SEC Rejects Binance’s Lawsuit Dismissal Bid

SEC Rejects Binance's Lawsuit Dismissal Bid

SEC Rejects Binance’s Lawsuit Dismissal Bid

The US securities regulator has maintained that Binance’s claims in its application to dismiss a lawsuit are without legal foundation and are based on an erroneous legal analysis.

The SEC rejected Binance’s last attempt to have the regulator’s lawsuit dismissed in a court filing on November 7, stating that no court has accepted Binance’s “tortured interpretation of the law.”

In June, the SEC filed a lawsuit against Binance, Binance.US, and its creator, Changpeng “CZ” Zhao, saying that they offered securities without registration and neglected to register as an exchange with the US government.

Binance claimed the SEC had overreached its jurisdiction by bringing up the lawsuit, failing to establish crypto rules, and misinterpreting and applying securities laws to the cryptocurrency space.
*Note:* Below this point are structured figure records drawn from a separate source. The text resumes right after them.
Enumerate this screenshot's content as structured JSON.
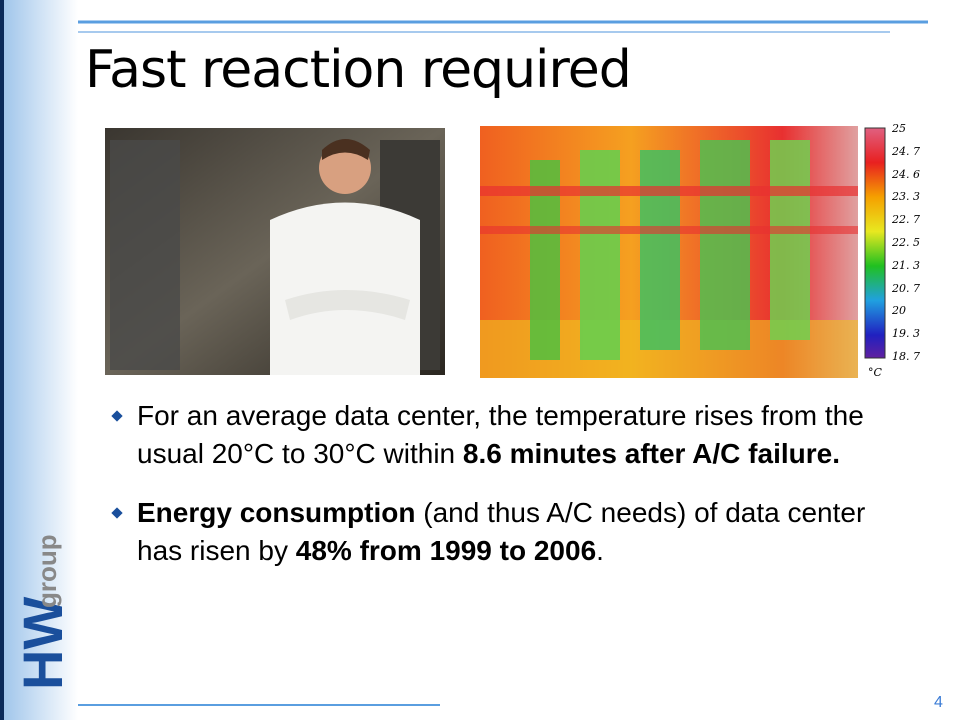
{
  "title": "Fast reaction required",
  "thermal_scale": {
    "labels": [
      "25",
      "24. 7",
      "24. 6",
      "23. 3",
      "22. 7",
      "22. 5",
      "21. 3",
      "20. 7",
      "20",
      "19. 3",
      "18. 7"
    ],
    "unit": "°C"
  },
  "bullets": [
    {
      "runs": [
        {
          "text": "For an average data center, the temperature rises from the usual 20°C to 30°C within ",
          "bold": false
        },
        {
          "text": "8.6 minutes after A/C failure.",
          "bold": true
        }
      ]
    },
    {
      "runs": [
        {
          "text": "Energy consumption",
          "bold": true
        },
        {
          "text": " (and thus A/C needs) of data center has risen by ",
          "bold": false
        },
        {
          "text": "48% from 1999 to 2006",
          "bold": true
        },
        {
          "text": ".",
          "bold": false
        }
      ]
    }
  ],
  "logo": {
    "main": "HW",
    "sub": "group"
  },
  "page_number": "4"
}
The SEC asserted in its most recent reply that Binance “never complied” with federal securities rules, saying this was “a deliberate choice.”

“Binance’s Chief Compliance Officer crudely but succinctly summed up this case when he admitted that Binance was ‘operating as a fking unlicensed securities exchange in the USA bro.’ He was right.”

It also stated that Binance’s claims that cryptocurrency is analogous to “supermarket items like oranges are absurd” and that the sales of cryptocurrency on the exchange qualify as investment contracts for the Howey test.

The regulator restated its assertions that Binance USD (BUSD) and the yield-bearing staking, Vault, and Earn programs are investment contracts and that the BNB initial coin sale breached securities laws.

It also rejected Binance’s assertion that the lawsuit went against the significant questions doctrine, which is a 2022 U.S. Supreme Court decision holding that Congress does not grant agencies jurisdiction.

Other cryptocurrency companies have used this case to challenge the SEC’s purported authority.

According to the SEC, approving Binance’s request for dismissal would “dismantle decades of foundational precedent upon which the nation’s securities laws operate” and substitute the present legal system’s “broad, flexible regime” with a “rigid framework.”